One of the great problems facing any film maker is when it comes to simulating
amateur film shots - all over the place, wibbly-wobbly vision in extremis.
After years of training, study and practice, honing their skills to perfection,
creating such a shot is not so much an art, but an anti-art, that a professional
cameraman just can't do it.But director, Peter Greengrass, managed to find one who could, and boy, do I
wish he hadn't. It felt like the entire film was shot in shakey-vision,
mind-numbing
after just a few minutes, and both distracting and depressing as it carried on
for the near full two hours of the film. I don't know if the steadicam operators
had to have their ankles broken or their gonads clamped in a vice to maintain
such consistent mind bending chaos on screen, but they were two things which I
would have liked to have done to them if they had sat next to me in the theatre.
Whirl, whirl whirl. That about sums up this bareably watchable film which had
almost nothing by way of plot and was a poor following to the initial offering.
In all seriousness, the closing titles were the best part, superbly rendered by
the Kaleidoscope Film Group.
Okay there were a couple of good car chases ( and pretty much little else bar
the cops turning up just minutes after they are called, and just a minute too
late ), but by then shakey-cam fatigue had set in and and nothing was enough to
cause any stir of emotion. Hey; the guy's driven into a wall ! Who cares; f--k
it.
And that about sums up the entire movie, except for two plot holes which are
staggeringly large ... Firstly, when your girlfriend drowns, it's customary to
drag her to the surface and not push her off downstream ( unless you've got
some sort of sweepstake going with your mates ), and resuscitation and CPR is
much more effective on land than under-water. We all know, as we've seen it
enough times on screen, that the first thing a drowned person does when their
life is spectacularly saved is to cough, splutter and take a gasp of air. Under
water, that could be a mighty long scene. Of course doing the right thing
doesn't leave the ambiguity of death, so Bourne's girlfriend can't be
miraculously rescued in time to appear in the final part of the trilogy -
Bourne Complacency anyone ?
Then we come to mobile phones. If all it takes to tap into someone else's
conversation is a cloned SIM card, then there's something incredibly faulty
with whatever network Naples has installed. But it was a good reminder that
every budding super-agent should carry at least one SIM copier around in their
pocket.
All in all, "Supremacy" is a matter for the Trading Standards Officers;
it was useless. It lacked originality and it lacked momentum except for
the very worst vomit inducing kind. What a way for a director to ruin what
could have been a superb follow-up to Identity. Instead of edge of
the seat stuff, as we travel alongside Bourne while he tries to thread recovered
memories back together, we have acres of boredom filled with nauseating camera
work.
A terrible waste, and a terrible waste of good ticket money. I'd have had just
as much fun sticking a camcorder to my car's dash, driving around ploughed
fields for two hours and watching the entire video later.

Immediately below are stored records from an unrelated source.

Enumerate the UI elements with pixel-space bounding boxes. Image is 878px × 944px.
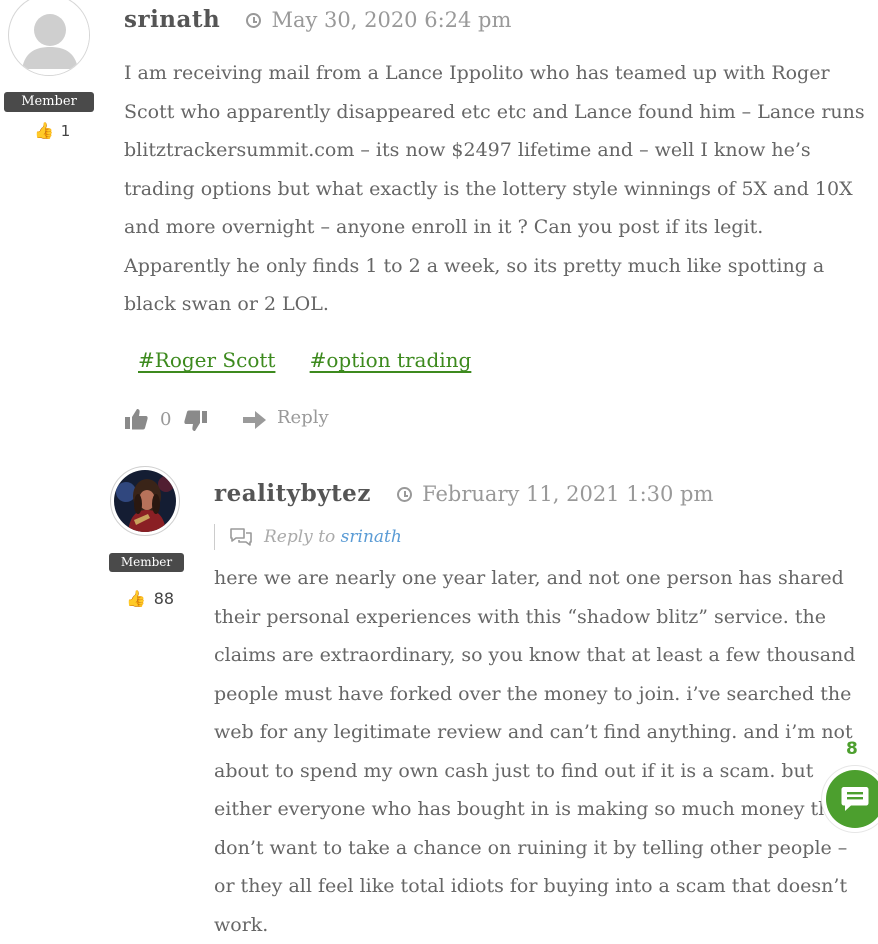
comment-tags: #Roger Scott #option trading [138,348,471,372]
member-badge: Member [4,92,94,112]
avatar[interactable] [8,0,90,76]
author-likes: 👍 1 [34,121,70,140]
comment-header: realitybytez February 11, 2021 1:30 pm [214,480,713,507]
comment-date[interactable]: February 11, 2021 1:30 pm [422,482,713,506]
tag-link[interactable]: #option trading [310,348,472,372]
reply-to-divider [214,524,215,550]
author-likes: 👍 88 [126,589,174,608]
avatar[interactable] [110,466,180,536]
default-avatar-icon [10,0,89,75]
comment-actions: 0 Reply [124,405,354,433]
chat-bubble-icon [841,787,869,811]
reply-to-label: Reply to [264,527,336,547]
comment-author[interactable]: srinath [124,6,220,33]
thumbs-up-vote-icon[interactable] [124,407,148,431]
comment-author[interactable]: realitybytez [214,480,371,507]
tag-link[interactable]: #Roger Scott [138,348,275,372]
thumbs-up-icon: 👍 [34,121,54,140]
comments-fab-button[interactable] [826,770,878,828]
reply-button[interactable]: Reply [277,407,329,428]
comments-icon [230,528,252,546]
reply-to-user-link[interactable]: srinath [341,527,402,547]
comment-header: srinath May 30, 2020 6:24 pm [124,6,511,33]
member-badge: Member [109,553,184,572]
clock-icon [246,13,262,28]
user-photo-icon [114,470,176,532]
thumbs-up-icon: 👍 [126,589,146,608]
reply-arrow-icon[interactable] [241,409,267,431]
comment-body: I am receiving mail from a Lance Ippolit… [124,62,865,315]
clock-icon [397,487,413,502]
thumbs-down-vote-icon[interactable] [184,409,208,433]
likes-count: 88 [153,589,175,608]
likes-count: 1 [60,122,71,140]
reply-to-line: Reply to srinath [264,527,402,547]
comment-date[interactable]: May 30, 2020 6:24 pm [271,8,511,32]
comment-body: here we are nearly one year later, and n… [214,567,856,936]
comments-count-badge: 8 [846,739,858,759]
vote-count: 0 [160,409,172,430]
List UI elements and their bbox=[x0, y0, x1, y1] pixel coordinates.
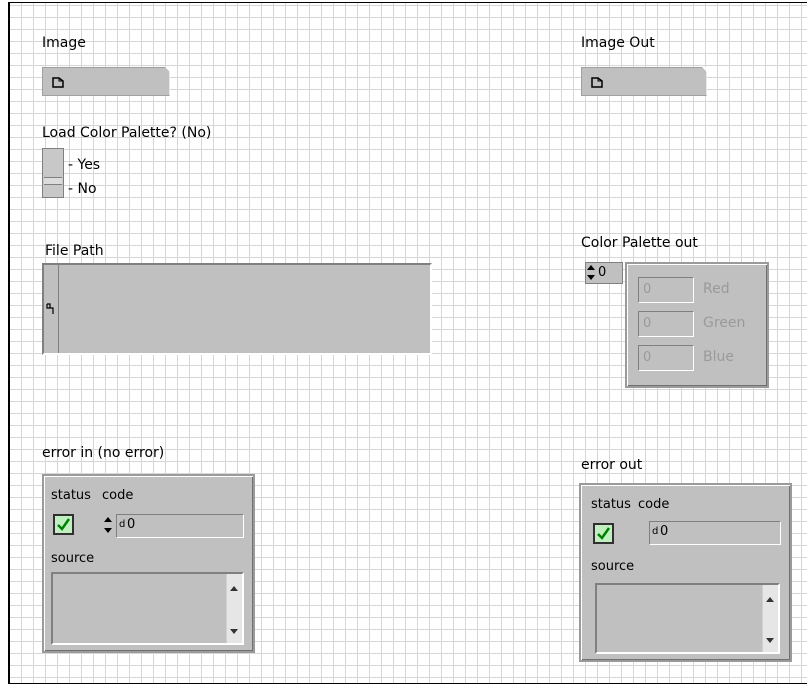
status-checkbox[interactable] bbox=[53, 514, 74, 535]
path-icon-area bbox=[44, 265, 59, 353]
load-color-palette-label: Load Color Palette? (No) bbox=[42, 125, 212, 141]
scroll-down-icon[interactable] bbox=[230, 629, 238, 634]
code-value: 0 bbox=[127, 517, 136, 532]
image-label: Image bbox=[42, 35, 86, 51]
code-input[interactable]: d 0 bbox=[116, 514, 244, 538]
code-label: code bbox=[102, 488, 134, 503]
checkmark-icon bbox=[597, 527, 611, 540]
load-color-palette-switch[interactable] bbox=[42, 148, 64, 198]
increment-arrow-icon bbox=[104, 517, 112, 522]
path-icon bbox=[46, 303, 54, 314]
corner-notch bbox=[165, 67, 170, 72]
switch-lever bbox=[44, 177, 62, 185]
red-value: 0 bbox=[638, 277, 694, 303]
decrement-arrow-icon bbox=[104, 528, 112, 533]
yes-label: - Yes bbox=[68, 157, 101, 173]
decimal-radix-icon: d bbox=[119, 519, 126, 530]
no-label: - No bbox=[68, 181, 97, 197]
error-out-cluster: status code d 0 source bbox=[579, 483, 792, 662]
code-label: code bbox=[638, 497, 670, 512]
color-palette-cluster: 0 Red 0 Green 0 Blue bbox=[625, 262, 769, 388]
source-display bbox=[595, 583, 780, 654]
status-label: status bbox=[51, 488, 91, 503]
error-out-label: error out bbox=[581, 457, 643, 473]
increment-arrow-icon bbox=[587, 265, 595, 270]
green-value: 0 bbox=[638, 311, 694, 337]
error-in-label: error in (no error) bbox=[42, 445, 165, 461]
image-out-label: Image Out bbox=[581, 35, 655, 51]
file-path-label: File Path bbox=[45, 243, 104, 259]
corner-notch bbox=[702, 67, 707, 72]
blue-label: Blue bbox=[703, 349, 734, 365]
source-scrollbar[interactable] bbox=[226, 574, 242, 643]
decimal-radix-icon: d bbox=[652, 526, 659, 537]
decrement-arrow-icon bbox=[587, 275, 595, 280]
checkmark-icon bbox=[57, 518, 71, 531]
red-label: Red bbox=[703, 281, 730, 297]
error-in-cluster[interactable]: status code d 0 source bbox=[42, 474, 255, 653]
status-label: status bbox=[591, 497, 631, 512]
green-label: Green bbox=[703, 315, 746, 331]
array-index-control[interactable]: 0 bbox=[585, 262, 623, 284]
index-value: 0 bbox=[598, 265, 607, 280]
scroll-up-icon[interactable] bbox=[766, 597, 774, 602]
blue-value: 0 bbox=[638, 345, 694, 371]
source-textbox[interactable] bbox=[51, 572, 244, 645]
code-value: 0 bbox=[660, 524, 669, 539]
scroll-down-icon[interactable] bbox=[766, 638, 774, 643]
image-out-refnum-indicator bbox=[581, 67, 707, 96]
source-scrollbar[interactable] bbox=[762, 585, 778, 652]
code-display: d 0 bbox=[649, 521, 781, 545]
scroll-up-icon[interactable] bbox=[230, 586, 238, 591]
document-icon bbox=[52, 77, 64, 88]
source-label: source bbox=[591, 559, 635, 574]
image-refnum-control[interactable] bbox=[42, 67, 170, 96]
source-label: source bbox=[51, 551, 95, 566]
color-palette-out-label: Color Palette out bbox=[581, 235, 698, 251]
index-increment-decrement[interactable] bbox=[587, 264, 596, 282]
file-path-control[interactable] bbox=[42, 263, 432, 355]
document-icon bbox=[591, 77, 603, 88]
status-indicator bbox=[593, 523, 614, 544]
code-increment-decrement[interactable] bbox=[104, 516, 113, 536]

I'll admit that my end titles wouldn't have been as good. But who cares; f--k
it.
Bourne Again
There were three books in the series written by Robert Ludlum, and here's a
brief guide to what I expect to see in the final offering ...
Bourne, discovering his true identity and place of birth, returns to the town
where he was raised in the hope of finally putting all the pieces of his
shattered memory back together.
Unfortunately he falls foul of the local police chief who takes a dislike to
him. Caught unaware, Bourne is placed under arrest and taken back to the local
police station, but he makes a break for it, causing mayhem in the process.
As the police set off to recapture their man, Bourne goes 'native' and takes out
his pursuers one by one, eventually returning to the police station to take on
the police chief and the whole might of the US military who have been called in
to calm things down.
As the situation spirals out of control, his old operational handler is brought
back in and talks Bourne into putting down his weapons and coming back into the
fold of the intelligence community.
To avoid any confusion with any other film plot, Bourne steps into a fast car,
with a blanket thrown over his shoulder, and as he is driven off into the
distance to a thundering soundtrack, the camera pans and zooms in on
him ( shakily ) as he raises his hand through the car's window, and cries,
"Soylent Green is people ! It's made from people !".